= Alonzo L. McDonald =

American businessman and philanthropist (1928–2019)

Alonzo L. McDonald (August 5, 1928 - November 21, 2019) was an American businessman and philanthropist.

==Biography==
===Early life===
He was born in Atlanta, Georgia. He graduated from Emory University in 1948. He served in the United States Marine Corps from 1950 to 1952. He received an M.B.A. from the Harvard Business School in 1956.

===Career===
He was a reporter for The Atlanta Journal from 1948 to 1950. He worked for the Westinghouse Electric Corporation from 1956 to 1960.

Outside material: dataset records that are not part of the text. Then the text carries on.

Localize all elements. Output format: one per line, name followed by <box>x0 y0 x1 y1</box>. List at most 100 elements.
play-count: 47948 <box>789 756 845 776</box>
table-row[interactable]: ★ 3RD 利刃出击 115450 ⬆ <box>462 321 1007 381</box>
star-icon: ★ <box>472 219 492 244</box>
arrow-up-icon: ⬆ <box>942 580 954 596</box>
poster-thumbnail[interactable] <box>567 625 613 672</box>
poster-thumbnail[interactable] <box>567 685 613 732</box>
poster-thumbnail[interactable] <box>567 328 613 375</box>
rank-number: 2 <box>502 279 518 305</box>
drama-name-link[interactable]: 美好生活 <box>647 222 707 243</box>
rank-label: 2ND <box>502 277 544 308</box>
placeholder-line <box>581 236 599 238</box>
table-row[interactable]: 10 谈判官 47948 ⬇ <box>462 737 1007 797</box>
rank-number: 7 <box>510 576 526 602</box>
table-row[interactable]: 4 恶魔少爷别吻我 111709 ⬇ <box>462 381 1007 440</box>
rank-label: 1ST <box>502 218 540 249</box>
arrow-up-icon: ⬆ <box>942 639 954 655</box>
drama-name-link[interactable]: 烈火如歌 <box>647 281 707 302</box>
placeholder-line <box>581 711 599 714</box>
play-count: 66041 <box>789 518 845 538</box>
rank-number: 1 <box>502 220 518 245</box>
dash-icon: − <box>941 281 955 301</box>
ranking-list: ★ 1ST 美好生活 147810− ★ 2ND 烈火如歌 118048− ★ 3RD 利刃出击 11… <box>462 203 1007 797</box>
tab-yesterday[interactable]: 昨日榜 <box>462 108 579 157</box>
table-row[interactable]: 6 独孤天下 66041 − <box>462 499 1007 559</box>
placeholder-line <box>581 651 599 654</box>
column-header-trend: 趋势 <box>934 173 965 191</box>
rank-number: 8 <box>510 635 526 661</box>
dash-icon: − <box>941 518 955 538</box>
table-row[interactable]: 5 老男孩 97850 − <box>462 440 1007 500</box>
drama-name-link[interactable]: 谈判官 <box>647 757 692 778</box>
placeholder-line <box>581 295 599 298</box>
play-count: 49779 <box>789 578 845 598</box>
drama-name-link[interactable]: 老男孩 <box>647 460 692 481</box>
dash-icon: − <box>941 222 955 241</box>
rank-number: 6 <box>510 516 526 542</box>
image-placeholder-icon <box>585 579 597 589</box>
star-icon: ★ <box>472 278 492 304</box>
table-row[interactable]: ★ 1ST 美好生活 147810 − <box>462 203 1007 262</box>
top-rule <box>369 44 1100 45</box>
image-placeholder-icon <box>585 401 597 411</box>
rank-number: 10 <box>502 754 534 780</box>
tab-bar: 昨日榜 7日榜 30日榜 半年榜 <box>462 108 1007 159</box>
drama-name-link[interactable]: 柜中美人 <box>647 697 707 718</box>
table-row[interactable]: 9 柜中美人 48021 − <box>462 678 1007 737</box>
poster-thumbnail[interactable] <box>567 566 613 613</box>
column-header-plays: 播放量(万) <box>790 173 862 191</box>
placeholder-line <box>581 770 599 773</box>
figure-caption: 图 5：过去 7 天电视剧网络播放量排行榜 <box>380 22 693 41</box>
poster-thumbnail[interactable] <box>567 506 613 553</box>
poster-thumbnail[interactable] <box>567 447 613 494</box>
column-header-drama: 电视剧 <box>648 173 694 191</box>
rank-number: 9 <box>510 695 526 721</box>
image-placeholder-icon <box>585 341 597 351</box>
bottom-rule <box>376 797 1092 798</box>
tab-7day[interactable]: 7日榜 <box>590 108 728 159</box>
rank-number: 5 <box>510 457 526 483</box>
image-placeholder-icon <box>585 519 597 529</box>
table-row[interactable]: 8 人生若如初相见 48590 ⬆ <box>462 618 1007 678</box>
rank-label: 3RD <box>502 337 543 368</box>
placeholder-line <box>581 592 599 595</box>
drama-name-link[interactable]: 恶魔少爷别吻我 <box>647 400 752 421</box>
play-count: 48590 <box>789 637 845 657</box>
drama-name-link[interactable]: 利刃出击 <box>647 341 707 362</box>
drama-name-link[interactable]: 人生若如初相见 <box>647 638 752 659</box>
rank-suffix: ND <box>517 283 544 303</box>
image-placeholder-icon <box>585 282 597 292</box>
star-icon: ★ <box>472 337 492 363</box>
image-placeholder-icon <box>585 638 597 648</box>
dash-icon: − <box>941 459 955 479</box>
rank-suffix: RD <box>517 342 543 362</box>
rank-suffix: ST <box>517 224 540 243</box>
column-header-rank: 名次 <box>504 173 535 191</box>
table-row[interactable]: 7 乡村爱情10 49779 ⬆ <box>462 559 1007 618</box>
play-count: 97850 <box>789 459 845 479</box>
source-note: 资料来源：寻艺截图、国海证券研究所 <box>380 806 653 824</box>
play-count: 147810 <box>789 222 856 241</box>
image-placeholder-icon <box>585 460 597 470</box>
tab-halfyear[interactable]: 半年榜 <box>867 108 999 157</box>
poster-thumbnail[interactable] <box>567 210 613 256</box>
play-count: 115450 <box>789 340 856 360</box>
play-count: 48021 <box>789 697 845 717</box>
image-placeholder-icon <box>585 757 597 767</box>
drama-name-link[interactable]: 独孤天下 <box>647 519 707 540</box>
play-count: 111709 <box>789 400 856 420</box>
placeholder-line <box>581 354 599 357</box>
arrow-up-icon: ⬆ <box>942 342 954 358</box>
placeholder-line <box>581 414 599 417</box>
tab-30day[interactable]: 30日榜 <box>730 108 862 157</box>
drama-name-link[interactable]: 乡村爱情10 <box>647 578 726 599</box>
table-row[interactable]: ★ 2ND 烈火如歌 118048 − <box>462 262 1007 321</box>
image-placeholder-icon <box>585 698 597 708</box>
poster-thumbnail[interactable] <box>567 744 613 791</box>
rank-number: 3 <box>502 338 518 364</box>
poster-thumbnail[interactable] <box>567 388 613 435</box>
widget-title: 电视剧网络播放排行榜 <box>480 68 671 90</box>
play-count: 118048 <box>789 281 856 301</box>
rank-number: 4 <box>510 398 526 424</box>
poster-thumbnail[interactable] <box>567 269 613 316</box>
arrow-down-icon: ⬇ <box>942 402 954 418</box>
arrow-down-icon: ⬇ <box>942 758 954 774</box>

He worked for McKinsey & Company, serving as partner in New York City and London, and chief executive officer, until he was managing director when he retired in 1977. That year, he was appointed deputy special trade representative and ambassador in charge of the U.S. Delegation to the General Agreement on Tariffs and Trade in Geneva. In 1979, he was appointed assistant to the president of the United States and White House staff director under President Jimmy Carter.

He served as president and vice chairman of the Bendix Corporation from 1981 to 1983. In 1981, he also became a faculty member of the Harvard Business School and served as senior counselor to the dean until 1987.

In 1983, he founded the Avenir Group, a private investment bank.

He was a member of the Council on Foreign Relations, the U.S. Council of the International Chamber of Commerce, the Economic Club of New York, the Center for Inter-American Relations, the Harvard Business School Club of Greater New York and the French-American Foundation.

===Philanthropy===
In 1991, together with Os Guinness, he co-founded the Trinity Forum, a Christian non-profit organization, where he served as Senior Fellow and Trustee Emeritus. He donated to The Fellowship.

He was the founder and Chairman of the McDonald Agape Foundation. He donated money to scholars at Harvard University, Yale University, the University of Chicago, Duke University, Emory University, the University of Oxford and the University of Cambridge. Some of his donations went to David N. Hempton at Harvard, Jean Bethke Elshtain at Chicago, or Sarah Coakley at Cambridge. He also funded a sabbatical for Stanley Hauerwas, during which he wrote Hannah's Child: A Theologian's Memoir (2010).

===Personal life===
He was married to Suzanne McDonald, and they had four children. They resided in Birmingham, Michigan. He converted to Roman Catholicism at the age of seventy-nine. He has 12 grandchildren.

His son Alex McDonald is an author of books regarding the Israeli Palestine conflicts.